The only negativity I've had from people about how I feed my baby has been from those who ff'd their dcs.

They seemed to really care that I bf'd. And were quite insulting about it even though I'd not said a word.

Hullygully · 02/07/2013 20:25

RJM

that is a very odd post.

If someone says X, and people disagree, they will say so. That is not "attacking" and if lots of people disagree and say so, it is not ganging up, it is more likely that the poster has an erroneous view.

You can't disagree with breast is best. It is.

And if you say women shouldn't be given that info, then logically, no one should be given any info about any health issue.

Surely you can see that?

RJM17 · 02/07/2013 20:37

I can see what u are saying but think the whole idea of this thread was for the op to get info and that seems to have been forgotten with all the issues people have with each other.
I personally come on here for info or advice or a bit of hand holding not to argue with people. And just think this thread has been taken over and the poor op forgotten in all this xx

StealthPolarBear · 02/07/2013 20:41

Waas it? what info did the OP want?

lurcherlover · 02/07/2013 21:02

The op didn't ask for any info. She asked why there was "pressure" (her word) to bf.

She has been given the answer: because bf is better for babies' health than formula, and therefore society in general benefits from as many babies being bf as possible.

Apparently some posters choose not to believe these facts.

Amazinggg · 02/07/2013 21:31

There is some disingenuity here though - obviously 'breast is best'. That is why information is, and should be, provided. However, I think it's important that it is provided in a way which empowers the mother, so that it is not experienced as pressure . A lot of posters seem to dislike the idea that advice regarding breastfeeding is experienced by some as pressure - why are you questioning the valid experiences of the OP and other posters? I too experienced the advice during pregnancy as pressure, despite fully intending to bf. I think there are genuine issues around how information is presented, that results in women becoming nervous, pressured, defensive and ultimately less likely to succeed.

And as I said in my previous post - oh how I wish that funding and resources were directed to post-natal support for breastfeeding as opposed to information and advice during pregnancy - which at the moment, for many NHS staff and expectant mothers, means not support but the very opposite. I recognise the feelings the OP has and can't understand why so many of you have reduced it to a 'breast is best' thread yet again

StealthPolarBear · 02/07/2013 21:33

Any chance you can point out where I compared ff to smoking? Not mentioned them in the same post, but compared them.

WinkyWinkola · 02/07/2013 21:38

Wish the op had been more explicit about how the pressure was applied.

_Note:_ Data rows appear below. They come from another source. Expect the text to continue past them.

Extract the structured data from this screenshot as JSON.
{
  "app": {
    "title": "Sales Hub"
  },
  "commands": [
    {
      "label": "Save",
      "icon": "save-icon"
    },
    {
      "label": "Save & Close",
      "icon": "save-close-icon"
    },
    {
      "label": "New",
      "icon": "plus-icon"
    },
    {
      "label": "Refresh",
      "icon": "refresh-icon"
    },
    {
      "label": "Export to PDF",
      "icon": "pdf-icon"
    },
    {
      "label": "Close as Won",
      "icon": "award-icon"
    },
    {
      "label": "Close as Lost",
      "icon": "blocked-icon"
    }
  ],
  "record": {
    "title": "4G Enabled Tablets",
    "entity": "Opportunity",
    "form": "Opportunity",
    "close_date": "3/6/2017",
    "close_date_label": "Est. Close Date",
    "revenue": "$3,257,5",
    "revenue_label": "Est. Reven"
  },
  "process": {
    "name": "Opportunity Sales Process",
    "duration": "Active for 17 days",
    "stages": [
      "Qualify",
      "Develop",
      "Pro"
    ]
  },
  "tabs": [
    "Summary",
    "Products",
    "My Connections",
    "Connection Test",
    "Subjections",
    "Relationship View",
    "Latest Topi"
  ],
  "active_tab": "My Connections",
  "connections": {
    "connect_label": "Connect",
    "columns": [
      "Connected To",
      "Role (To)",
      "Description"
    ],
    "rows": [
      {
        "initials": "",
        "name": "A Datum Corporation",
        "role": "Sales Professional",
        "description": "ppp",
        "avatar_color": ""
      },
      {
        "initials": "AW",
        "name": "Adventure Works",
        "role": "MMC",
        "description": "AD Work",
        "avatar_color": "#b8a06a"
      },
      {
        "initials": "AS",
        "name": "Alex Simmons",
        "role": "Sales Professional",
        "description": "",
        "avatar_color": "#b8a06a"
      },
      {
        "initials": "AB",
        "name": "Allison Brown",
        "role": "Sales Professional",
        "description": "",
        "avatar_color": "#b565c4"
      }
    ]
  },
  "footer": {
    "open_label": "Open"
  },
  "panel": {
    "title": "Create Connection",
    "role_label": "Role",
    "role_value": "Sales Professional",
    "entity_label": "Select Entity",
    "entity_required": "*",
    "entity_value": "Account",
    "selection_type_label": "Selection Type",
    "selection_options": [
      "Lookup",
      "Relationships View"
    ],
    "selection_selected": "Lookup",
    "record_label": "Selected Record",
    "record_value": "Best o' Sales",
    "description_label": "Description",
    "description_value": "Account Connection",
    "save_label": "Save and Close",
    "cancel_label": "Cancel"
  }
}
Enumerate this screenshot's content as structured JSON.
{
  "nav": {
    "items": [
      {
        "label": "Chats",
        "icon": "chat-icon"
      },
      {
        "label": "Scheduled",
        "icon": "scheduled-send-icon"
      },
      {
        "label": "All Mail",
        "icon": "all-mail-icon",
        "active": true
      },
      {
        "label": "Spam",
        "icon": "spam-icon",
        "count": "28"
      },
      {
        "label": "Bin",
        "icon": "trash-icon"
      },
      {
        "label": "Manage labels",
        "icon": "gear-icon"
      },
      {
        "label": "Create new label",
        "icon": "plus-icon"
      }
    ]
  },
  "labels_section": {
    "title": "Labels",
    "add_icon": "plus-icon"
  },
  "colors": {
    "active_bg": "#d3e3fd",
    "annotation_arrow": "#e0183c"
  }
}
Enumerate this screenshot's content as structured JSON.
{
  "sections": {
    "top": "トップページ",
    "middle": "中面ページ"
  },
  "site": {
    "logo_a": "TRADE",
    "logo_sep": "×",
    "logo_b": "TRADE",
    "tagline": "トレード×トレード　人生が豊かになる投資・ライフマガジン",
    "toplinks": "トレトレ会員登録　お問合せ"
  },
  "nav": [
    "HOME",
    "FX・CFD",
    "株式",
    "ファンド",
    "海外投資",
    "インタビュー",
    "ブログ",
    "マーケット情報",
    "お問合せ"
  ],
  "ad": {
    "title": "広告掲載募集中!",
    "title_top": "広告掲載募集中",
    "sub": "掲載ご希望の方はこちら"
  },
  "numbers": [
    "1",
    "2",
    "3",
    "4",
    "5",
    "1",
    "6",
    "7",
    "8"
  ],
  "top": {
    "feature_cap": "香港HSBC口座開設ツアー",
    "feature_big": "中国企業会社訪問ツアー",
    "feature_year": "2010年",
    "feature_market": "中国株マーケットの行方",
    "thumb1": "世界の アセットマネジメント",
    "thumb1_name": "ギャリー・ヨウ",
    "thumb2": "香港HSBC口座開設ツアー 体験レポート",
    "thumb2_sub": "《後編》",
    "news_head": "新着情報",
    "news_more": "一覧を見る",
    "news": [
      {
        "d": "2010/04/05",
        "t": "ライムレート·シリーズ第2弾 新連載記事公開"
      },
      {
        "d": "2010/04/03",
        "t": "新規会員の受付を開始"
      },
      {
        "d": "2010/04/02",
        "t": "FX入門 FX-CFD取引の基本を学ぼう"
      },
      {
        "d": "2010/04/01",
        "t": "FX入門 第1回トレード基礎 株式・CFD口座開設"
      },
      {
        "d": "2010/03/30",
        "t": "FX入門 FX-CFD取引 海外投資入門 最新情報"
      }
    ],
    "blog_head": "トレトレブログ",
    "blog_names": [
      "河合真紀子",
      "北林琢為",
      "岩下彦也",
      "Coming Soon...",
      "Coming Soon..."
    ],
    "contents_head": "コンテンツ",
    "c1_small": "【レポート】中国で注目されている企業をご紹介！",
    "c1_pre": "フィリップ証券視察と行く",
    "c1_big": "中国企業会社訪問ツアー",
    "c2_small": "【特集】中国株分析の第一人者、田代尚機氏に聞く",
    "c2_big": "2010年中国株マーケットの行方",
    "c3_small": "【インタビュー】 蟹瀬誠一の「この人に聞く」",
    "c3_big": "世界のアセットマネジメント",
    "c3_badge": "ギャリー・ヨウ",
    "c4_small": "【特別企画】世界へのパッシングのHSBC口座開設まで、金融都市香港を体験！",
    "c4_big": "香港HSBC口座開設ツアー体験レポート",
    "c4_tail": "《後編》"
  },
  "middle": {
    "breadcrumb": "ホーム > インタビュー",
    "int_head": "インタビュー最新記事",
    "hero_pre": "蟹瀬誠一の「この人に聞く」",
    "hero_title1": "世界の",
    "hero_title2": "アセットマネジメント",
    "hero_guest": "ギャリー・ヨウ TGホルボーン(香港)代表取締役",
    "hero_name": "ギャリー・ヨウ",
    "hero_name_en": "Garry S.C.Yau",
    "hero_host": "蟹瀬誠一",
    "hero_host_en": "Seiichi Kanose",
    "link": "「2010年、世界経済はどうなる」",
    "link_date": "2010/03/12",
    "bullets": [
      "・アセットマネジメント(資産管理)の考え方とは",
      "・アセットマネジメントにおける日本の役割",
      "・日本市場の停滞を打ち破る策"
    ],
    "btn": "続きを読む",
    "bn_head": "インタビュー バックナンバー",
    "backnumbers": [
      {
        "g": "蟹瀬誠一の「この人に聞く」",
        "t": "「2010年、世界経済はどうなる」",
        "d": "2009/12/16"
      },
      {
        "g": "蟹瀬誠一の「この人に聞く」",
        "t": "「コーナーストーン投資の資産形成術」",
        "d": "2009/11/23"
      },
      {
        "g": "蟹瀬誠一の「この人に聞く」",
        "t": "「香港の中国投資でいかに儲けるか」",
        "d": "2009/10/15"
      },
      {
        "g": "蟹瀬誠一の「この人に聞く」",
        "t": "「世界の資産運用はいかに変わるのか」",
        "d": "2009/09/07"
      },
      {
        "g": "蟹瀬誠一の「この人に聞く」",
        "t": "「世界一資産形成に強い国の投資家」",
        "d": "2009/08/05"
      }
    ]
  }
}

Amazinggg · 02/07/2013 21:50

Isn't it enough that she experienced it as pressure? I think it's a serious issue. It's not good enough to say 'breast is best' when it's clearly not working. Why not listen to the mums who don't want to bf and empathise, rather than condescend. If there is an issue with how information is presented, then IMO increasing the information isn't enough - a change of strategy is what's needed. No pregnant woman should feel pressured into anything, the whole business of making a child is pretty overwhelming as it is. I experienced a lot of pressure to bf, despite being set on doing so. Several different staff, several different occasions. Lots of pressure, and in the end - no support.

SPB - I cba scanning all the way back - on app - but don't be defensive - it just amuses me how it always happens on threads mentioning ff, someone starts using analogies about smoking or similar. Every single time. Several posters on this thread have done it, ostensibly as a way of demonstrating choice, but also pretty obviously offensive to anyone who used formula?! Not sure why you'd talk about it in the same breath as formula if you weren't hugely scornful as a minimum of formula.